Kristen Hay, marketing coordinator at Bloomerang, said customer reviews feel trustworthy because the users are being honest about their experience with the product. "It's also nice," she said, "to see how companies similar to us are using the product."

Related Article: 8 Tips to Capture Better Requirements For Your Software Project

Ask Tough Questions, Get Verifiable Answers

Ask your potential vendor highly-specific and complex questions that may be outside of the vendor rep’s comfort zone. When possible, get them to show rather than tell you the answer with real-world examples or a customized demo. "We quizzed the vendor about certain aspects and asked them to show us the functionality in a custom demo," said tech buyer William Fried, solutions manager at CohnReznick. "They were very open and honest about their product and its abilities. They didn't attack their competitors, instead focusing on what they could do for us." In addition to giving you insights into product limitations, experts said this is a good tactic for gaining insight into how the vendor might treat you once you’re a customer. Do they bring in resident experts? Are they genuinely interested in your issue?

During his team's buying process, Manuel Rietzsch, director of global demand and lifecycle marketing at Pluralsight, said the team brought in users to view demos and ask very detailed questions. "Understanding the product's limitations was super important as attribution software is fairly new and many vendors do not have all the bells and whistles,” he said. "The vendor we selected really invested in us by visiting our team and showing a real interest in the problems we are trying to solve."

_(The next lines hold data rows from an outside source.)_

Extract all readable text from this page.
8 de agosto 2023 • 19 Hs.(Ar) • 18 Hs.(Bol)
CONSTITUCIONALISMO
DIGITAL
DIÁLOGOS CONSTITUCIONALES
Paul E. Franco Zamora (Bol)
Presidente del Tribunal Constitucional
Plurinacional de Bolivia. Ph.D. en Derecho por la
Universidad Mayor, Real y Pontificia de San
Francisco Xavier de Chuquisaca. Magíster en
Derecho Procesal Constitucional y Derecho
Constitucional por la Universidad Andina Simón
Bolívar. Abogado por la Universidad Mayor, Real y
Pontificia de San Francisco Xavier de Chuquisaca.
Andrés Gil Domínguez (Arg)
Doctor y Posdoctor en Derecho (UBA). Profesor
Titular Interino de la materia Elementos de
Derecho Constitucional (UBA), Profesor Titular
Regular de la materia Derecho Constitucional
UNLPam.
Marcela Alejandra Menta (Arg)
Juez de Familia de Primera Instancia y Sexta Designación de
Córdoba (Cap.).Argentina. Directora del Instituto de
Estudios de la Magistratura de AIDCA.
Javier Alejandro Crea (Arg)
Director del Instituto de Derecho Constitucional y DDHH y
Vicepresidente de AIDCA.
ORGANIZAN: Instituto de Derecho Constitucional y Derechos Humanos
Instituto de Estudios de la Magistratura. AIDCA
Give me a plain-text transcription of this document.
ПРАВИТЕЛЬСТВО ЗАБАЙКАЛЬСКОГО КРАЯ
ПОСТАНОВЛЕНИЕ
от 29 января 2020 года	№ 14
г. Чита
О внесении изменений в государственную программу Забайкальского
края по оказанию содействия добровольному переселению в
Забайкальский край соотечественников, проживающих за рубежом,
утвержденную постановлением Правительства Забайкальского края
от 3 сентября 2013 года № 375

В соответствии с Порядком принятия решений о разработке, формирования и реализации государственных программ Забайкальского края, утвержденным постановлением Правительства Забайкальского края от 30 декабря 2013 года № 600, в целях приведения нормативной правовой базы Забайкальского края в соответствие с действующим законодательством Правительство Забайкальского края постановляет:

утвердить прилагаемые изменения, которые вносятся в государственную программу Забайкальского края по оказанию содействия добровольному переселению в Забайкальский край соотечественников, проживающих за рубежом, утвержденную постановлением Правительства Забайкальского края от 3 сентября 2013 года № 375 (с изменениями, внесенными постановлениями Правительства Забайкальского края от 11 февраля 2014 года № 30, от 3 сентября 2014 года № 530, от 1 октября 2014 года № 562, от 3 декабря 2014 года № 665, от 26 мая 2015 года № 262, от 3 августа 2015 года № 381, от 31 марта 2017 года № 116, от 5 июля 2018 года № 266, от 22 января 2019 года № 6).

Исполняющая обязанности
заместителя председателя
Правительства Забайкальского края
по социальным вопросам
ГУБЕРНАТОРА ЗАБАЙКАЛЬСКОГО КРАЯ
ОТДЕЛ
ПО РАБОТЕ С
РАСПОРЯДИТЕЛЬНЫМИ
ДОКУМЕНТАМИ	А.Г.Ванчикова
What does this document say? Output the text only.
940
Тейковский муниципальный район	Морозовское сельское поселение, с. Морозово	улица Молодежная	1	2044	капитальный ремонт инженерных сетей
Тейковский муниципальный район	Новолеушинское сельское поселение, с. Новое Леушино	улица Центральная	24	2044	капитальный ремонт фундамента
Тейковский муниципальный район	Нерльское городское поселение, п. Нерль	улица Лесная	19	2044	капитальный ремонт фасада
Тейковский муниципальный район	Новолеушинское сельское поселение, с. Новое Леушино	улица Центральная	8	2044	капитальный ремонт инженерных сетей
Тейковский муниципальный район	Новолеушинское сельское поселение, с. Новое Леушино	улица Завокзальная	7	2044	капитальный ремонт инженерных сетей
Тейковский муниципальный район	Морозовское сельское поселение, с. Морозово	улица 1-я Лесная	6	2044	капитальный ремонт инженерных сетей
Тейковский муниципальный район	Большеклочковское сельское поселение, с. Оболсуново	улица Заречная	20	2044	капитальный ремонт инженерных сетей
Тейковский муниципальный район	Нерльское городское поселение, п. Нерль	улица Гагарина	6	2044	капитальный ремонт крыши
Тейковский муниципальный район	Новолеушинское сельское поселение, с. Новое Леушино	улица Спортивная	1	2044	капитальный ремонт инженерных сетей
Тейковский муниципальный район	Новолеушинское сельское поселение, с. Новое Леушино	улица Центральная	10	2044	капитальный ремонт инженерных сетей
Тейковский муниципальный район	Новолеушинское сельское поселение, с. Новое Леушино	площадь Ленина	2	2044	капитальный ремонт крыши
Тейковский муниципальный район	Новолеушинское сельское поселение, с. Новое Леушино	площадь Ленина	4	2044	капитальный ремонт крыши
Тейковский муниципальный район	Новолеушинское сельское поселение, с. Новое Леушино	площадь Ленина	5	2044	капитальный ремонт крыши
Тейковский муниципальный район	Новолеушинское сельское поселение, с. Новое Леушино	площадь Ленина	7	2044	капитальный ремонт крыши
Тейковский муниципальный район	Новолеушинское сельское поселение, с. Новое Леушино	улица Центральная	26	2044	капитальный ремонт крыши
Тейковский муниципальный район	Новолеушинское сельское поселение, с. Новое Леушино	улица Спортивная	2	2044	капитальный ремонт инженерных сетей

Assess the Vendor's Product Roadmap

Their product roadmap can help you see what will be added to the product, but it will also give you insight into the limitations are, what's lacking and what needs to be fixed, experts told CMSWire. 

According to Casey Poff, senior analyst for systems and performance support at FedEx. "Our buying decisions are based on testing the program for a length of time," Poff said. "All the POCs for the product discussed the limitations they noticed, and it was presented to the vendor to see if later versions would fix those limitations."

Conclusion

Even though you may have the ability to switch products after a year or two, changing technology is a disruptive process. Partner with a vendor who has a strong vision for the future and is upfront and honest with you about their product or service.